In Cheryl Krause-Parello’s office stands a daily reminder of her mission as a nursing researcher: an eight-foot-tall flag stand bearing the Stars and Stripes. Krause-Parello GSN’07, an associate professor in the nursing school of the University of Colorado at Denver, is the founder and director of C-PAWW (Canines Providing Assistance to Wounded Warriors). The university research initiative seeks empirical support for a proposition Krause-Parello believes intuitively: that dogs can help comfort and heal suffering human beings, including military veterans coping with physical and emotional battle scars.

“It’s that reciprocal relationship and that unconditional love and commitment,” says Krause-Parello, a lifelong dog owner. “If there’s stress or something upsetting or something happy, they’re right there by your side, always looking out for you and having your back.”

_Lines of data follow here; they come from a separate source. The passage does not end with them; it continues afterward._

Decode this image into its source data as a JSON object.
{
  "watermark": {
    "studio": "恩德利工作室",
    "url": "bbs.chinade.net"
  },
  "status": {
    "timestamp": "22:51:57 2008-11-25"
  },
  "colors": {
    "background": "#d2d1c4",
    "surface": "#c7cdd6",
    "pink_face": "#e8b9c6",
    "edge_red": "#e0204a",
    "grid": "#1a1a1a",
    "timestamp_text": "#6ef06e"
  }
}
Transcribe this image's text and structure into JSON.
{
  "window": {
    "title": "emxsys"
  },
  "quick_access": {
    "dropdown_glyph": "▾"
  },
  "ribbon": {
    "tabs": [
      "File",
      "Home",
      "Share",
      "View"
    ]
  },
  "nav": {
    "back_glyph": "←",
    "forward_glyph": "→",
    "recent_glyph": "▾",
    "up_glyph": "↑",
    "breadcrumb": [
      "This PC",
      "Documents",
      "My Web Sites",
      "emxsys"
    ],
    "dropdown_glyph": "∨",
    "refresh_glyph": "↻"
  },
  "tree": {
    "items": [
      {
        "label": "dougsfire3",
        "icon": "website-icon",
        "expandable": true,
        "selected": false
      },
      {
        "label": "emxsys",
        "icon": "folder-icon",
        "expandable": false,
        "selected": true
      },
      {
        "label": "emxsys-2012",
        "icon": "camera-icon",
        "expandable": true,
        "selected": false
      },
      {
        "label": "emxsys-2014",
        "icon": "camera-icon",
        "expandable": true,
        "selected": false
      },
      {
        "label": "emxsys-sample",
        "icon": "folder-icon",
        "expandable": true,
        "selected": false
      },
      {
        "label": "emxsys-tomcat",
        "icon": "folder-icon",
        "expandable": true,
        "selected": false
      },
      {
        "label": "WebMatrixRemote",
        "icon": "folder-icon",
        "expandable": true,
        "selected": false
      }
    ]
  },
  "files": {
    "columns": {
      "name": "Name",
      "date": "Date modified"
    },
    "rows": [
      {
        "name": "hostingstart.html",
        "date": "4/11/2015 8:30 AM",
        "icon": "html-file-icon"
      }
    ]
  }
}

Krause-Parello, who worked as a school nurse before starting her nursing Ph.D. at Rutgers University–Newark, had initially planned  to research teen pregnancy. But gazing at her beloved dachshund Samantha one day, Krause-Parello realized that it was Samantha who would get her through the years of work ahead.

Krause-Parello switched her research to human-animal relationships, completing a dissertation on the social and emotional support older adults receive from pet cats and dogs. The senior citizens she encountered at community centers would invite her home to meet their animals or proudly show off photos. One woman even broke her center’s no-pets rule and smuggled in her beloved cat, hidden under a blanket in a wheeled shopping basket.

“You could just see how important the animals were to them,” Krause-Parello says. “They’d describe them and tell stories.”

That initial project launched an expansive research agenda on the ways interactions with animals can help alleviate human suffering. Krause-Parello’s ongoing research looks at dogs’ therapeutic value for child sex-abuse survivors, older veterans, and service members undergoing treatment for post-traumatic stress disorder or traumatic brain injuries. She hopes her work will eventually spur changes in public policy, including enhanced federal funding for veterans’ service animals.

Her research on veterans has special meaning for Krause-Parello because she is married to a Marine Corps veteran, David Parello SAS’14, who graduated from Rutgers after a career as a New York City police detective. “This doesn’t seem like work to me, the things that I’m doing now with C-PAWW,” Krause-Parello says. “Every day, I just look forward to the next day to keep trying to make a difference.”